As legislators returned to the Capitol Monday for the final five days, they had approved only 90 bills. By the end of last week, Gov. Mel Carnahan had signed 18 of them and vetoed one. Much of the chief executive's agenda for the 1995 session, outlined in January, remained in limbo awaiting approval by one of the two chambers or resolution by conference committees.
In recent sessions, with only a week left, the finally-agreed-to measures numbered at least 125 to 150. But this year's partisan battles, filibusters and general lack of resolution have made progress seem at times virtually non-existent.
Although some lawmakers have stoutly defended this year's session, the fact is that one-fifth of the 90 bills approved thus far deal with appropriations, which means they had to be completed under constitutional requirement by last Friday.

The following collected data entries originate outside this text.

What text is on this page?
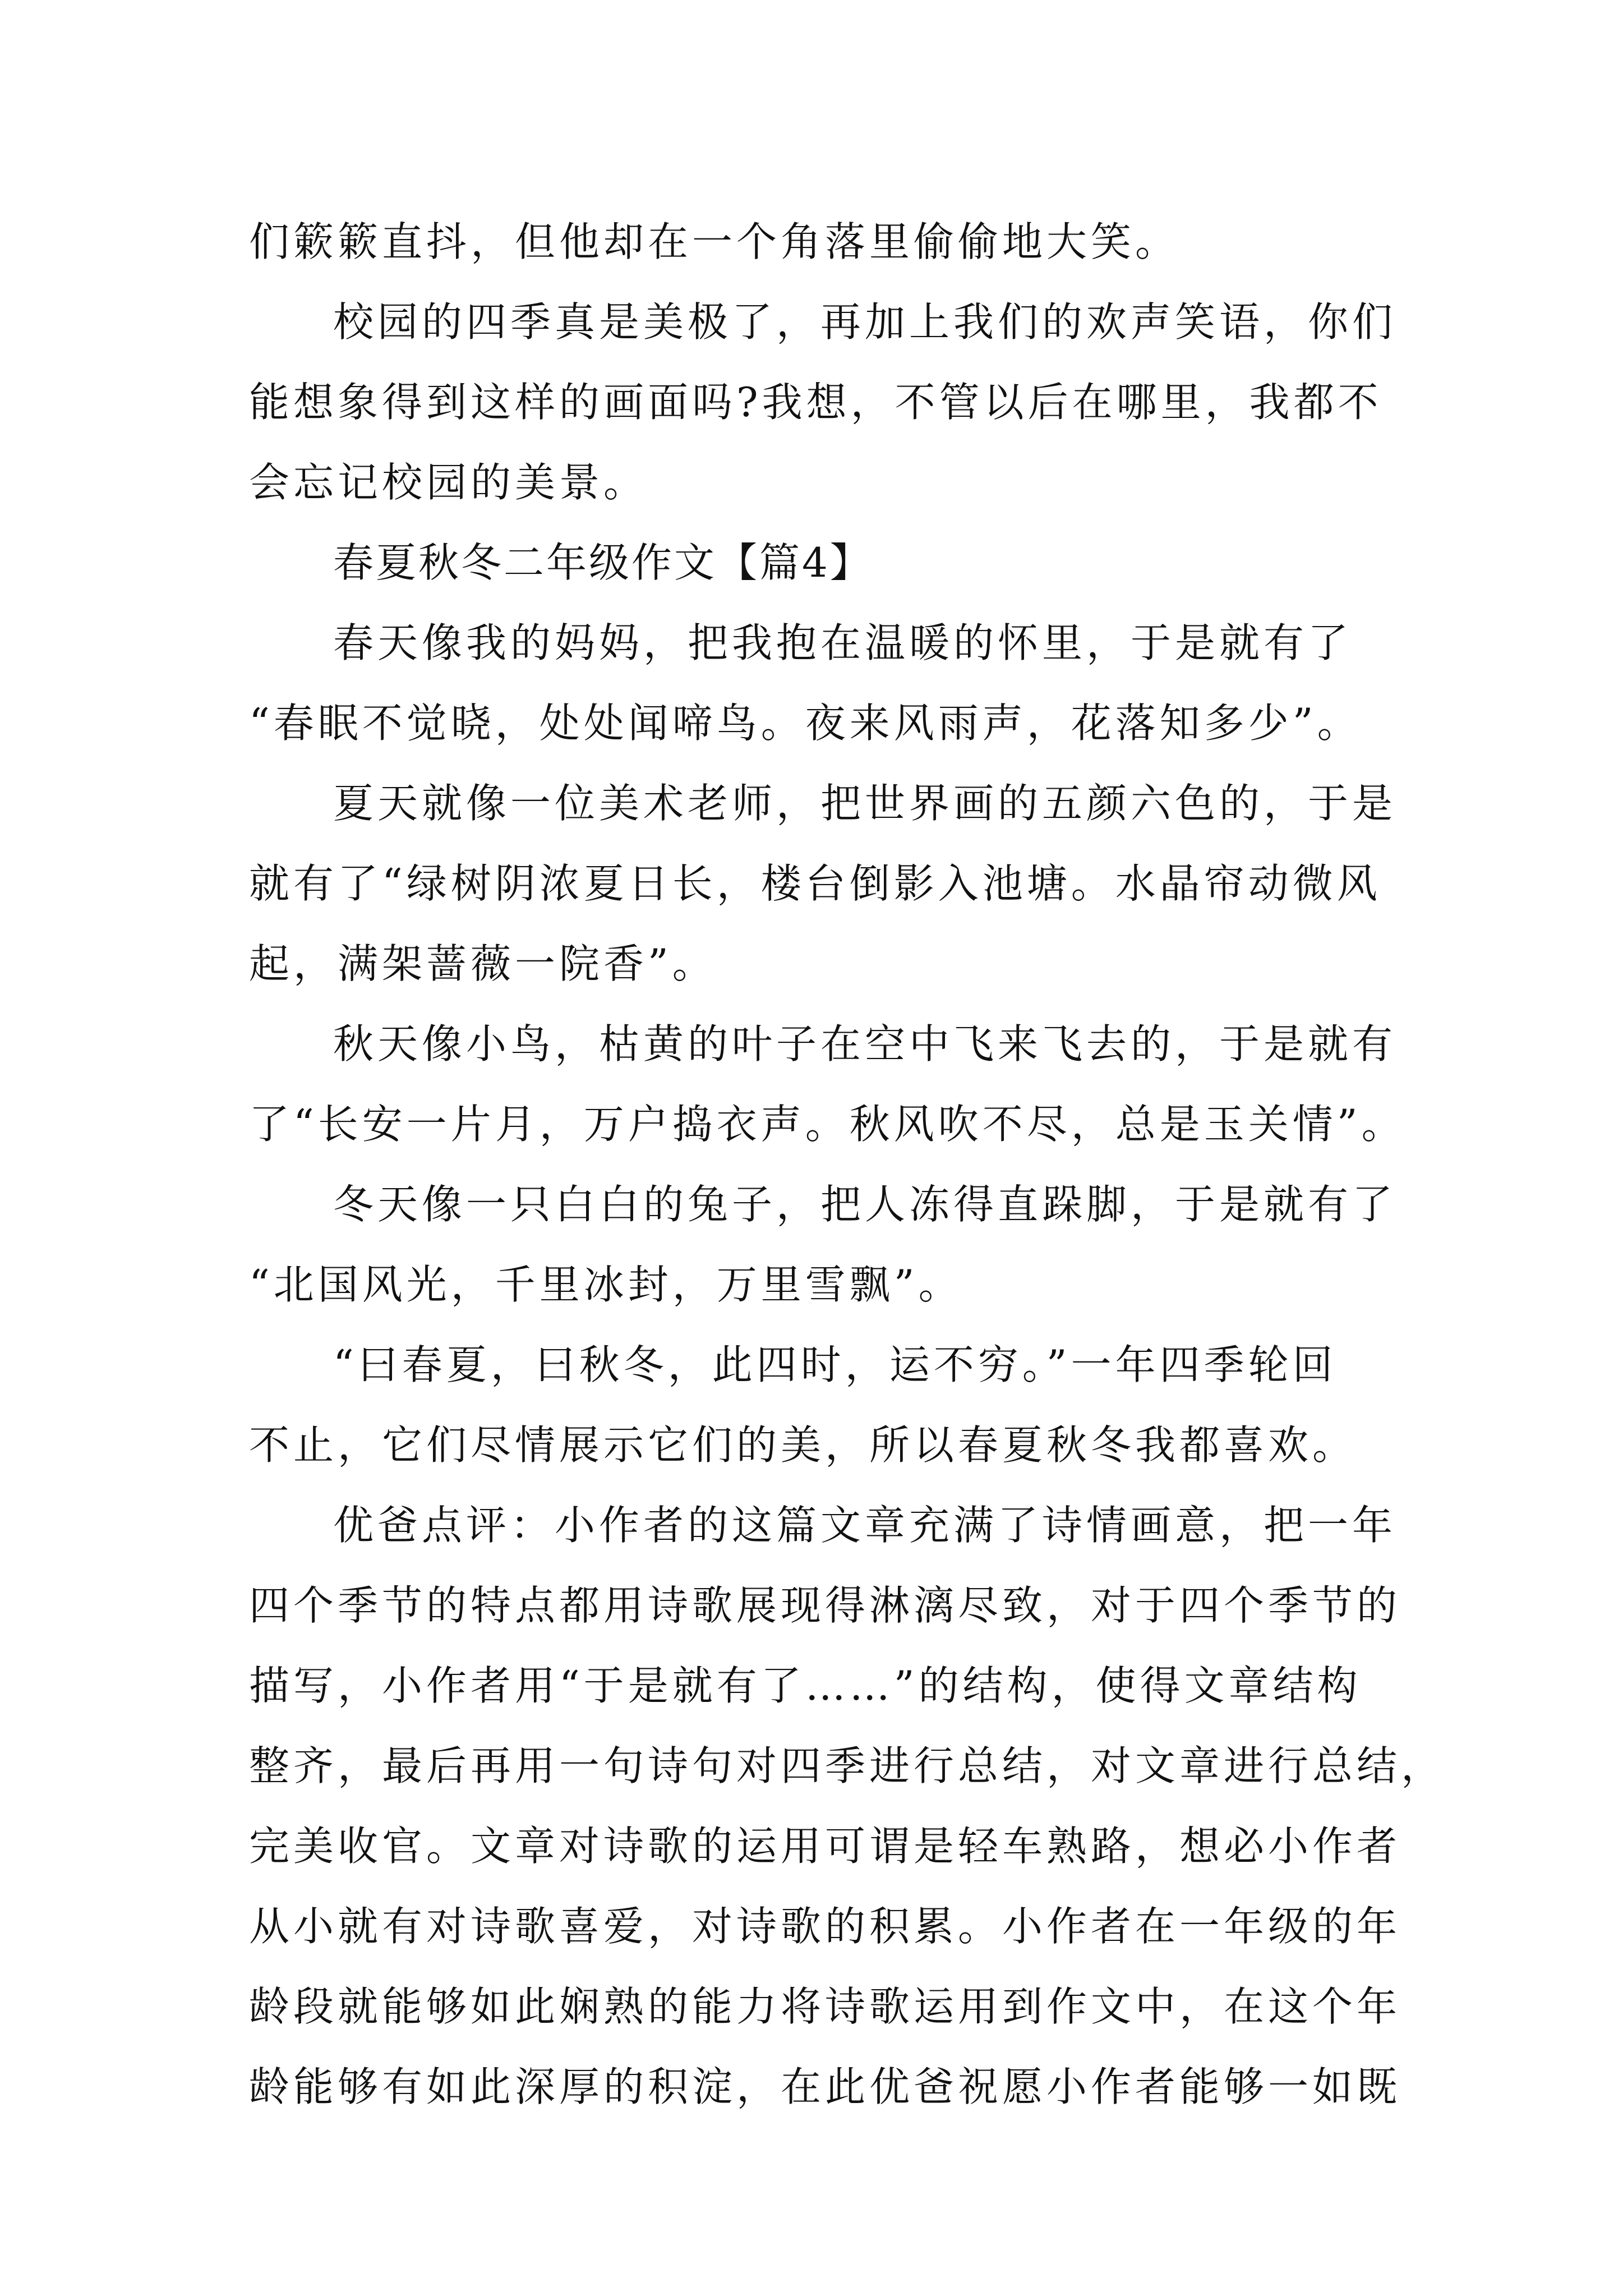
们簌簌直抖，但他却在一个角落里偷偷地大笑。
校园的四季真是美极了，再加上我们的欢声笑语，你们
能想象得到这样的画面吗?我想，不管以后在哪里，我都不
会忘记校园的美景。
春夏秋冬二年级作文【篇4】
春天像我的妈妈，把我抱在温暖的怀里，于是就有了
“春眠不觉晓，处处闻啼鸟。夜来风雨声，花落知多少”。
夏天就像一位美术老师，把世界画的五颜六色的，于是
就有了“绿树阴浓夏日长，楼台倒影入池塘。水晶帘动微风
起，满架蔷薇一院香”。
秋天像小鸟，枯黄的叶子在空中飞来飞去的，于是就有
了“长安一片月，万户捣衣声。秋风吹不尽，总是玉关情”。
冬天像一只白白的兔子，把人冻得直跺脚，于是就有了
“北国风光，千里冰封，万里雪飘”。
“曰春夏，曰秋冬，此四时，运不穷。”一年四季轮回
不止，它们尽情展示它们的美，所以春夏秋冬我都喜欢。
优爸点评：小作者的这篇文章充满了诗情画意，把一年
四个季节的特点都用诗歌展现得淋漓尽致，对于四个季节的
描写，小作者用“于是就有了……”的结构，使得文章结构
整齐，最后再用一句诗句对四季进行总结，对文章进行总结，
完美收官。文章对诗歌的运用可谓是轻车熟路，想必小作者
从小就有对诗歌喜爱，对诗歌的积累。小作者在一年级的年
龄段就能够如此娴熟的能力将诗歌运用到作文中，在这个年
龄能够有如此深厚的积淀，在此优爸祝愿小作者能够一如既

Many of the other measures on the completed list deal with insignificant or innocuous measures that always dot a legislative calendar.
Many of Carnahan's State of the State recommendations still are on the pending list, including major revisions in the juvenile criminal code, a tax limitation formula that would limit increases to about $50 million without voter referendum, expansion of children's services, tax breaks for health insurance, and new technology plans outlined by the state's Commission on Management and Productivity.
Among the 90 approved bills is a major banking overhaul permitting the state to participate in interstate branch banking. Introduced by Sen. Ed Quick, D-Kansas City, the measure had the full support of most of the state's largest banking institutions. The bill, S.B. 178, puts Missouri in compliance with a federal interstate branch-banking law passed earlier by Congress.
On the other hand, many of the 90 measures enacted by the start of this week had relatively little significance to the state. For example, there is H.B. 421, which empowers capitol police to enforce parking regulations. And lawmakers found time to approve a bill authorizing a special license plate for motorists contributing to the Children's Trust Fund.
Nor should Missourians forget legislative approval of S.B. 24, which mandates that your next driver's license provide a space for the name and address of a lawyer who can make health-care decisions for you. The bill doesn't say whether the lawyer's telephone number is to be included as well.
Finally, there's S.B. 125, labeled the Intractable Pain Treatment Act, introduced by Sen. Mike Lybyer. Since it can't go into effect without an emergency clause, its benefits probably won't reach Missourians as they contemplate the achievement record of this year's General Assembly.